WensongIf these proxy-cache servers are identical(they are the same of all kind of URL requests), I have a good solution to use LVS to build a high-performance proxy server.
request |-<--fetch objects directly | |-----Squid 1---->reply users directly |->LinuxDirector ---| (VS-TUN/VS-DR) |-----Squid 2 | ... |-----Squid iSince VS-TUN/VS-DR is on client-to-server half connection, squid servers can fetch object directly from the Internet and return objects directly to users. The overheading of forwarding request is low, scalabilty is very good.The ICP is used to query among these Squid servers.
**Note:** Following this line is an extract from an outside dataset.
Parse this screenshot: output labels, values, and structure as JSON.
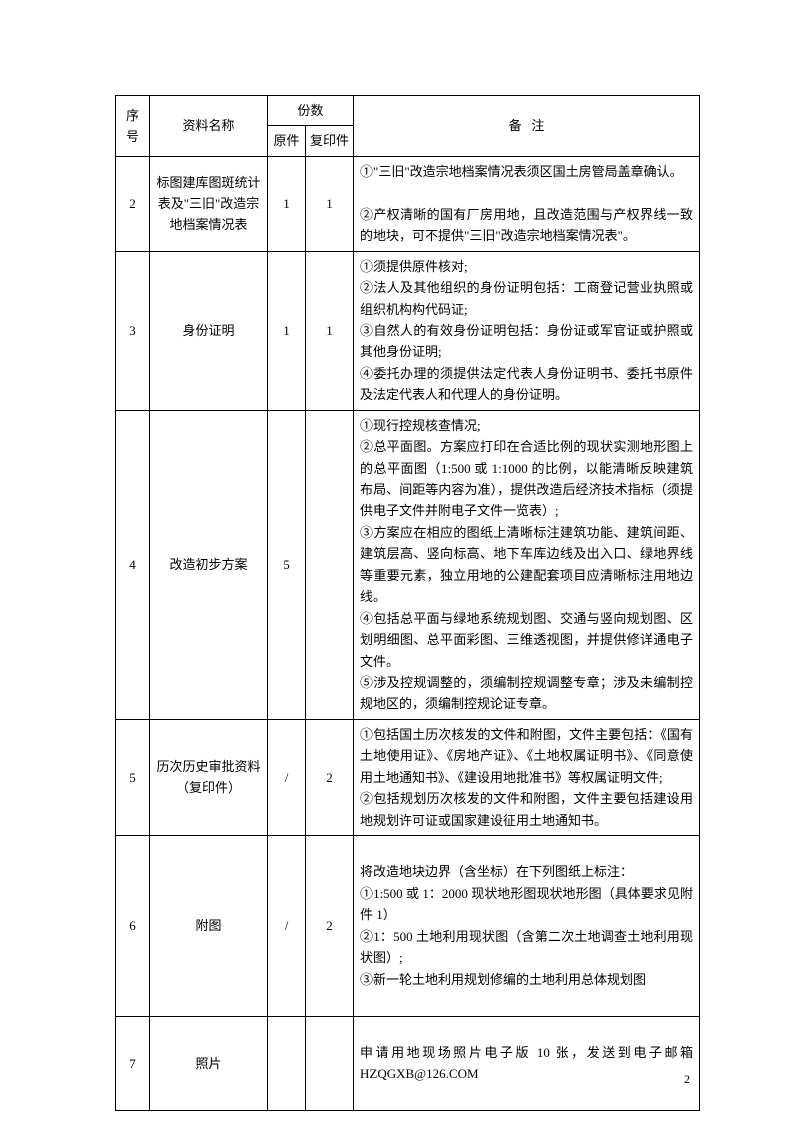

In order to avoid the mulitcasting storm, we can add one more NIC in each squid server for ICP query, we can call it multicast channel.
again Michael,
The reason I asked if the code could be modified to do this:
> look at the start of the TCP data stream, by spoofing the initial > connection and making load balancing based on what it sees there.Is to enable us to do this:
The reason for 1,2 & 3 is to have deterministic location of cached data, to eliminate redundancy in the cache system, and to reduce intra-cache cluster communication. The reason for 4 is because the clients of our caches are caches themselves - they're the UK National Academic root level caches servicing about a 3/4 billion requests per month during peak periods.
Also 2) can be used in future to implement a cache-digest server to serve a single cache digest for the entire cluster to eliminate delays for clients caused by ICP. (During peak periods this is large.)
The boxes from Arrowpint can do 1-3, but not 4 for example, and being proprietory hardware...
Essentially the ICP+cache digest thing for the cluster is the biggest nut - squid 2.X in a CARP mode can do something similar to 1,2 & 3, at the expense of having to handle a large number of TCP streams, but wouldn't provide a useful ICP service (it would always return ICP MISS), and can't provide the cache digest service. (Or would at least return empty digests)
> I have a good solution to use LVS to build a high-performance proxy > server.
Fine (to an extent) for the case where requests are coming from browsers, but bad where the clients are caches:
It's even worse with cache digests...
We've had to say this sort of thing to people like Alteon, etc too... (Lots more details in an overview at http://epsilon3.mcc.ac.uk/ zathras/WIP/Cache_Cooperation/).
later...
A slightly better discussion of how these techniques can be used is at: http://www.ircache.net/Cache/Workshop99/Papers/johnson-0.ps.gz)
WensongI have read the paper "Increasing the performance of transparent caching with content-aware cache bypass". If no inter-cache cooperation is concerned, it can be easily done on Linux, you don't need to buy expensive arrowpoint. As for availability, Linux boxes are reliable now. :)
I can modify the transparent proxy on Linux to do such a content-aware bypass and content-aware switching. The content-aware bypass will enable fetch non-cacheable objects directly, and the content-aware switching can let your cache cluster not overlapped.